UA56166C2 - Use of component в as cicatrizant - Google Patents

Abstract

The present invention relates to the use of Component В as cicatrizant, in particular in the treatment of wounds, ulcers and other traumatic lesions to any of the tissues in the body.

Description

Description of the invention

The present invention relates to the use of Component B as a scarring agent, in particular, in the treatment of wounds, ulcers and other traumatically damaged tissues of the body.

Component B is a protein consisting of 81 amino acids originally excreted in human urine.

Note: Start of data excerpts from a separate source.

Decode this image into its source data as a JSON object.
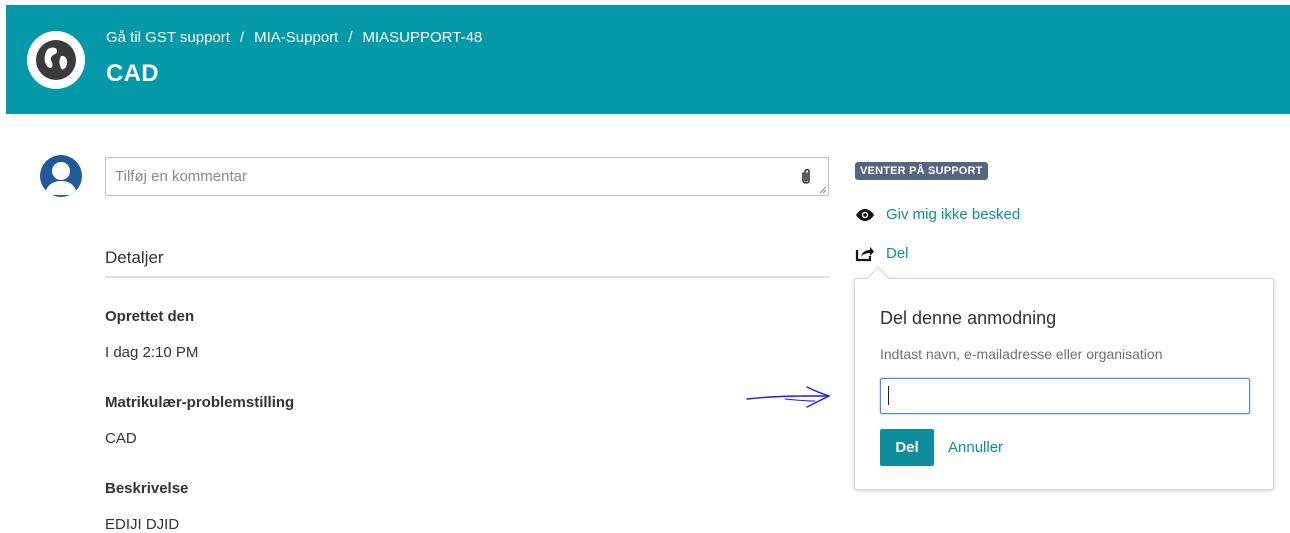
{
  "header": {
    "breadcrumbs": [
      "Gå til GST support",
      "MIA-Support",
      "MIASUPPORT-48"
    ],
    "separator": "/",
    "title": "CAD",
    "background_color": "#0499a8"
  },
  "comment": {
    "placeholder": "Tilføj en kommentar",
    "value": ""
  },
  "details": {
    "heading": "Detaljer",
    "fields": [
      {
        "label": "Oprettet den",
        "value": "I dag 2:10 PM"
      },
      {
        "label": "Matrikulær-problemstilling",
        "value": "CAD"
      },
      {
        "label": "Beskrivelse",
        "value": "EDIJI DJID"
      }
    ]
  },
  "sidebar": {
    "status": "VENTER PÅ SUPPORT",
    "status_color": "#53687e",
    "watch_label": "Giv mig ikke besked",
    "share_label": "Del",
    "link_color": "#0e8e9d"
  },
  "share_popup": {
    "title": "Del denne anmodning",
    "hint": "Indtast navn, e-mailadresse eller organisation",
    "input_value": "",
    "share_button": "Del",
    "cancel_link": "Annuller"
  },
  "icons": [
    "globe-icon",
    "user-avatar-icon",
    "paperclip-icon",
    "eye-icon",
    "share-icon",
    "hand-drawn-arrow"
  ]
}
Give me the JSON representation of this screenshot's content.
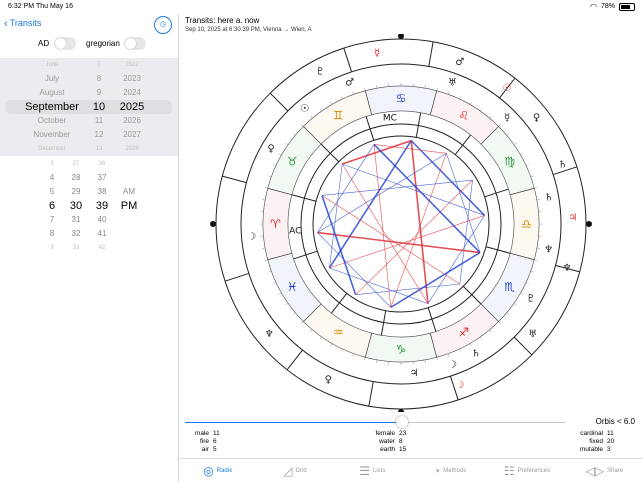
{
  "status": {
    "time": "6:32 PM",
    "date": "Thu May 16",
    "battery": "78%"
  },
  "nav": {
    "back_label": "Transits"
  },
  "toggles": {
    "ad_label": "AD",
    "gregorian_label": "gregorian"
  },
  "date_picker": {
    "months": [
      "June",
      "July",
      "August",
      "September",
      "October",
      "November",
      "December"
    ],
    "days": [
      "7",
      "8",
      "9",
      "10",
      "11",
      "12",
      "13"
    ],
    "years": [
      "2022",
      "2023",
      "2024",
      "2025",
      "2026",
      "2027",
      "2028"
    ]
  },
  "time_picker": {
    "hours": [
      "3",
      "4",
      "5",
      "6",
      "7",
      "8",
      "9"
    ],
    "minutes": [
      "27",
      "28",
      "29",
      "30",
      "31",
      "32",
      "33"
    ],
    "seconds": [
      "36",
      "37",
      "38",
      "39",
      "40",
      "41",
      "42"
    ],
    "ampm": [
      "AM",
      "PM"
    ]
  },
  "chart": {
    "title": "Transits: here a. now",
    "subtitle": "Sep 10, 2025 at 6:30:39 PM, Vienna → Wien, A",
    "colors": {
      "red": "#e0262b",
      "blue": "#1e3fd0",
      "green": "#2a9a3a",
      "orange": "#d88a00",
      "gray": "#999999"
    },
    "zodiac": [
      "♈",
      "♉",
      "♊",
      "♋",
      "♌",
      "♍",
      "♎",
      "♏",
      "♐",
      "♑",
      "♒",
      "♓"
    ],
    "angle_labels": {
      "mc": "MC",
      "ac": "AC"
    },
    "outer_planets": [
      "☿",
      "♇",
      "♂",
      "☉",
      "♀",
      "♄",
      "♃",
      "♆",
      "♅",
      "☽",
      "♆",
      "♀"
    ],
    "inner_planets": [
      "♀",
      "♂",
      "☽",
      "♄",
      "♃",
      "♅",
      "☽",
      "♆",
      "♇",
      "☿",
      "♄",
      "☉"
    ]
  },
  "orbis": {
    "label": "Orbis < 6.0",
    "fraction": 0.57
  },
  "stats": {
    "left": [
      {
        "k": "male",
        "v": "11"
      },
      {
        "k": "fire",
        "v": "6"
      },
      {
        "k": "air",
        "v": "5"
      }
    ],
    "middle": [
      {
        "k": "female",
        "v": "23"
      },
      {
        "k": "water",
        "v": "8"
      },
      {
        "k": "earth",
        "v": "15"
      }
    ],
    "right": [
      {
        "k": "cardinal",
        "v": "11"
      },
      {
        "k": "fixed",
        "v": "20"
      },
      {
        "k": "mutable",
        "v": "3"
      }
    ]
  },
  "tabs": [
    "Radix",
    "Grid",
    "Lists",
    "Methods",
    "Preferences",
    "Share"
  ],
  "tab_icons": [
    "radix-icon",
    "grid-icon",
    "lists-icon",
    "methods-icon",
    "preferences-icon",
    "share-icon"
  ]
}
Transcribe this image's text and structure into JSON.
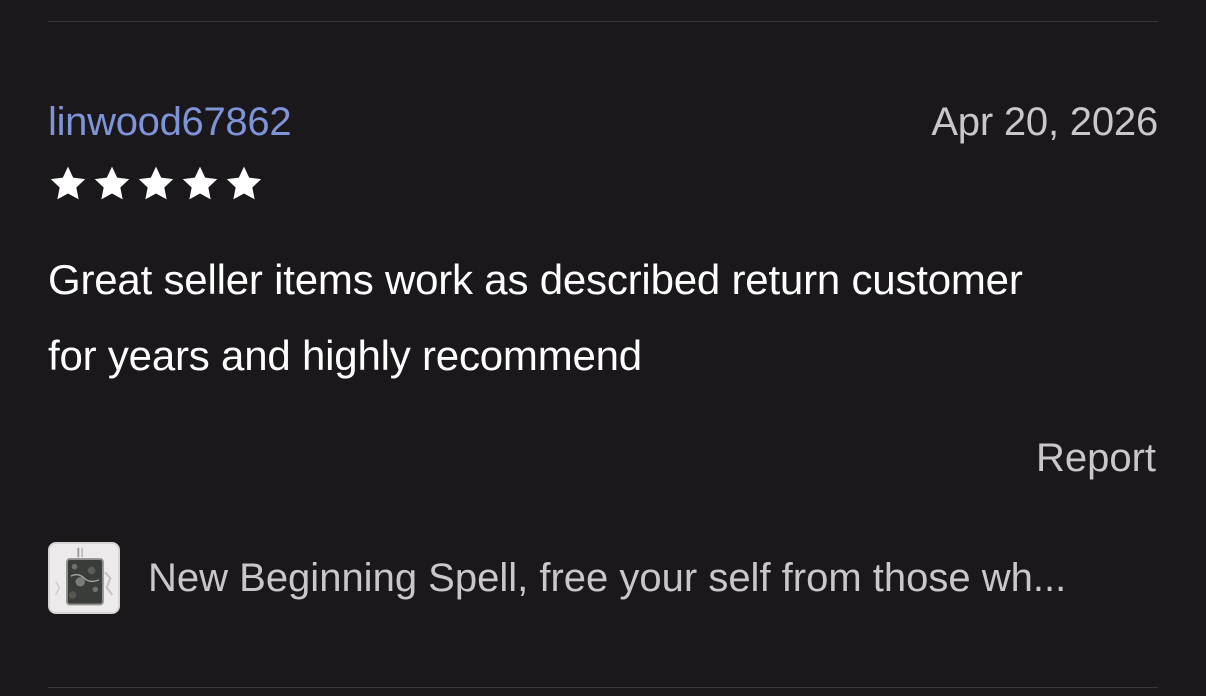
{
  "review": {
    "reviewer": "linwood67862",
    "date": "Apr 20, 2026",
    "rating": 5,
    "rating_max": 5,
    "text": "Great seller items work as described return customer for years and highly recommend",
    "report_label": "Report"
  },
  "product": {
    "title": "New Beginning Spell, free your self from those wh..."
  },
  "colors": {
    "background": "#1b181c",
    "reviewer_link": "#7f93d8",
    "muted_text": "#c9c7cc",
    "divider": "#3a373c"
  }
}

The human gene was cloned and expressed in CHO cells as recombinant human Component B. The molecule has a molecular weight of about 8.9 kDa and is described in detail in U 94/14259.

Such a protein contains ten cysteine residues and carries a basic element typical for serine protease enzymes. Checking the sequence in the protein database showed some similarities

Component B with known molecules such as CO59, the urokinase receptor! (PRA-K) and some poisonous toxins.

The information obtained by the Applicant from the study of the distribution of Component B in organs and muscle tissues 72 showed that the eye, lung and skin are the areas where RNA is mainly expressed

Component B. It was found that in human tissues, Component B is widely expressed in squamous epithelium and mucosa, for example, in the skin, esophagus, and cervix, as determined by immunohistochemical methods.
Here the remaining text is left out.